Arrival. Non siamo soli

Il nostro parere

Arrival (2016) USA di Denis Villeneuve

Gli alieni sono arrivati sulla terra. Chiusi nelle diverse astronavi che sono atterrate, aspettano che gli uomini vadano da loro. E’ impossibile, però, comunicare. Per comprendere il loro linguaggio, gli Stati Uniti ingaggiano Louise, una linguista solitaria e introversa, che trova un modo per interpretare l’alfabeto degli extraterrestri, ectapodi simili a piovre. Nel corso dei mesi Louise e il team di scienziati al lavoro riesce a parlare con gli alieni pur senza comprendere tutto. Il problema è l’escalation militare che sta mettendo in pericolo la pace. Louise, intanto, continua ad avere visioni di una bambina, sua figlia, che in effetti lei non ha.

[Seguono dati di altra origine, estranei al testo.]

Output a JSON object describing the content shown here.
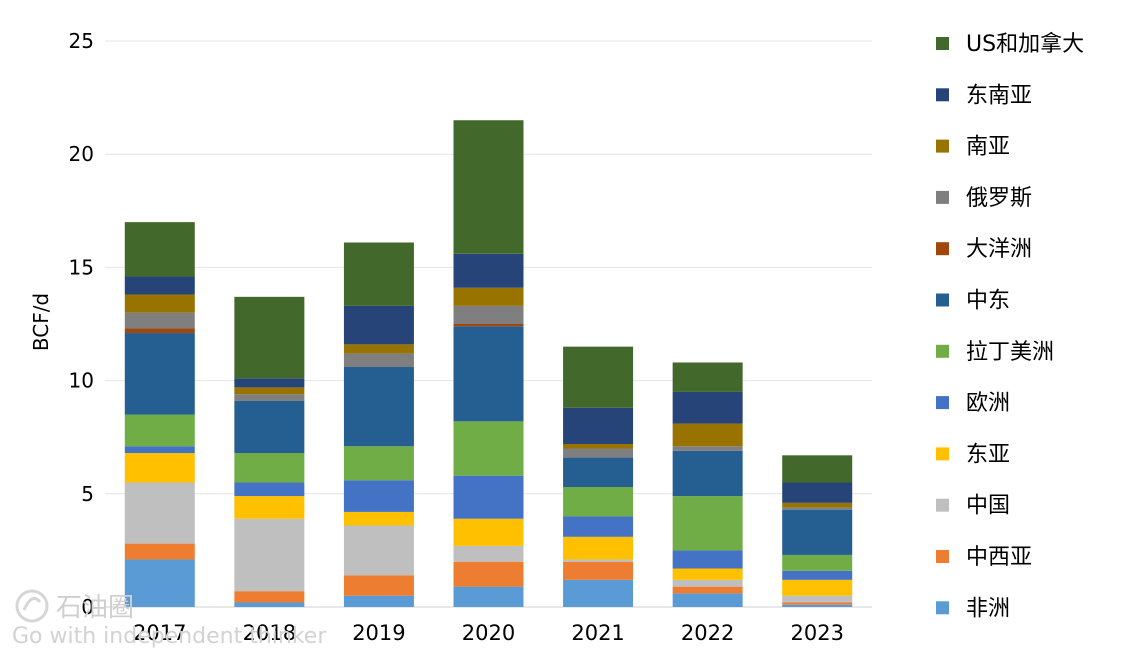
{
  "chart_data": {
    "type": "bar",
    "stacked": true,
    "ylabel": "BCF/d",
    "ylim": [
      0,
      25
    ],
    "yticks": [
      0,
      5,
      10,
      15,
      20,
      25
    ],
    "grid": true,
    "legend_position": "right",
    "categories": [
      "2017",
      "2018",
      "2019",
      "2020",
      "2021",
      "2022",
      "2023"
    ],
    "series": [
      {
        "name": "非洲",
        "color": "#5b9bd5",
        "values": [
          2.1,
          0.2,
          0.5,
          0.9,
          1.2,
          0.6,
          0.1
        ]
      },
      {
        "name": "中西亚",
        "color": "#ed7d31",
        "values": [
          0.7,
          0.5,
          0.9,
          1.1,
          0.8,
          0.3,
          0.1
        ]
      },
      {
        "name": "中国",
        "color": "#bfbfbf",
        "values": [
          2.7,
          3.2,
          2.2,
          0.7,
          0.1,
          0.3,
          0.3
        ]
      },
      {
        "name": "东亚",
        "color": "#ffc000",
        "values": [
          1.3,
          1.0,
          0.6,
          1.2,
          1.0,
          0.5,
          0.7
        ]
      },
      {
        "name": "欧洲",
        "color": "#4472c4",
        "values": [
          0.3,
          0.6,
          1.4,
          1.9,
          0.9,
          0.8,
          0.4
        ]
      },
      {
        "name": "拉丁美洲",
        "color": "#70ad47",
        "values": [
          1.4,
          1.3,
          1.5,
          2.4,
          1.3,
          2.4,
          0.7
        ]
      },
      {
        "name": "中东",
        "color": "#255e91",
        "values": [
          3.6,
          2.3,
          3.5,
          4.2,
          1.3,
          2.0,
          2.0
        ]
      },
      {
        "name": "大洋洲",
        "color": "#9e480e",
        "values": [
          0.2,
          0.0,
          0.0,
          0.1,
          0.0,
          0.0,
          0.0
        ]
      },
      {
        "name": "俄罗斯",
        "color": "#7f7f7f",
        "values": [
          0.7,
          0.3,
          0.6,
          0.8,
          0.4,
          0.2,
          0.1
        ]
      },
      {
        "name": "南亚",
        "color": "#997300",
        "values": [
          0.8,
          0.3,
          0.4,
          0.8,
          0.2,
          1.0,
          0.2
        ]
      },
      {
        "name": "东南亚",
        "color": "#264478",
        "values": [
          0.8,
          0.4,
          1.7,
          1.5,
          1.6,
          1.4,
          0.9
        ]
      },
      {
        "name": "US和加拿大",
        "color": "#43682b",
        "values": [
          2.4,
          3.6,
          2.8,
          5.9,
          2.7,
          1.3,
          1.2
        ]
      }
    ]
  },
  "watermark": {
    "logo_text": "石油圈",
    "slogan": "Go with independent thinker"
  }
}
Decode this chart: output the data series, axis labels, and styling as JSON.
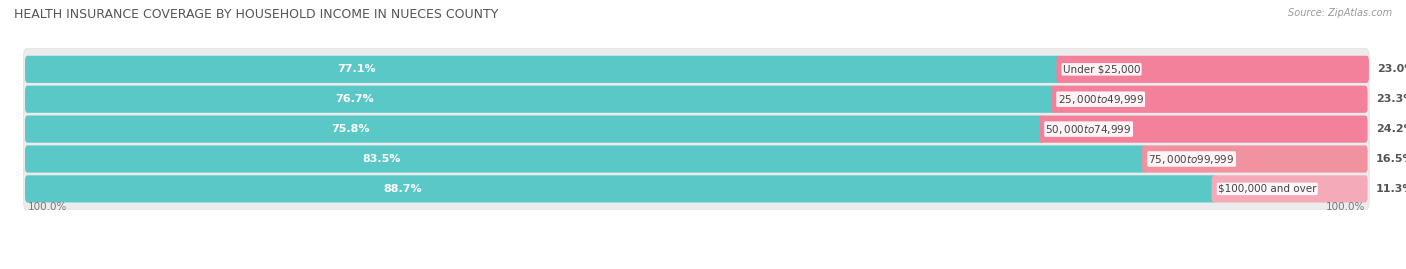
{
  "title": "HEALTH INSURANCE COVERAGE BY HOUSEHOLD INCOME IN NUECES COUNTY",
  "source": "Source: ZipAtlas.com",
  "categories": [
    "Under $25,000",
    "$25,000 to $49,999",
    "$50,000 to $74,999",
    "$75,000 to $99,999",
    "$100,000 and over"
  ],
  "with_coverage": [
    77.1,
    76.7,
    75.8,
    83.5,
    88.7
  ],
  "without_coverage": [
    23.0,
    23.3,
    24.2,
    16.5,
    11.3
  ],
  "color_with": "#5BC8C8",
  "color_without_0": "#F4819B",
  "color_without_1": "#F4819B",
  "color_without_2": "#F4819B",
  "color_without_3": "#F0929F",
  "color_without_4": "#F5AABA",
  "color_with_bg": "#DAEAEA",
  "row_bg": "#EFEFEF",
  "title_fontsize": 9,
  "label_fontsize": 8,
  "tick_fontsize": 7.5,
  "legend_fontsize": 8,
  "x_left_label": "100.0%",
  "x_right_label": "100.0%"
}
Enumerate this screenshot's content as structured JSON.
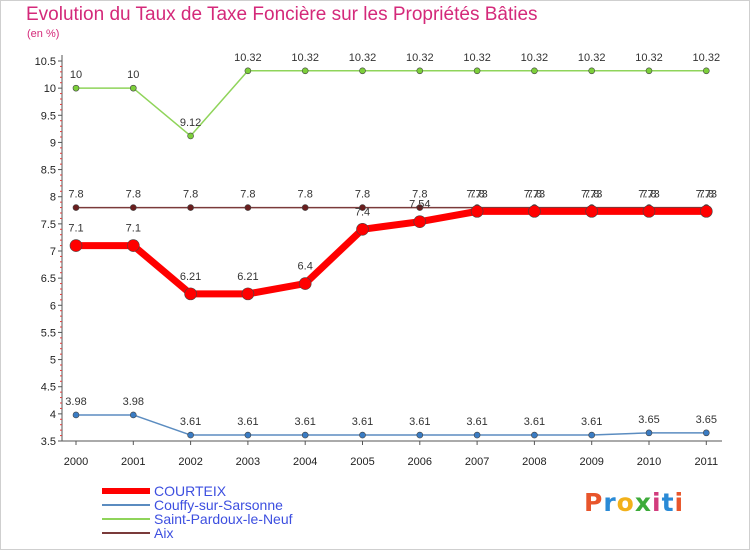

Siamo nella fantascienza metafisica, poetica, totalizzante. Villeneuve dirige un film sugli alieni parlando di noi stessi, dell’introflessione dei sentimenti, del destino da accettare incondizionatamente, della bellezza dell’amore, della necessità della comunicazione. Il regista canadese si conferma autore completo piegando il genere cinematografico alla sua intimità, alle sue tematiche. Gli uomini cercano di dare perennemente senso alla propria esistenza e nel confronto con un’altra civiltà avvertono ancora di più la propria inadeguatezza. Questa sensazione rende Louise così sensibile alle parole, al valore che i termini assumono nelle persone, nel creare le paure e le angosce. Così facendo, Villeneuve riporta la fantascienza al livello dell’anima e la rende grande.

Le astronavi sembrano i monoliti di Kubrick. Si avvertono richiami al Contact di Sagan, ad altri elementi del genere in un dotto citazionismo che non diventa mai saccente esposizione. Non sorprende che sia toccato a lui riprendere Blade Runner.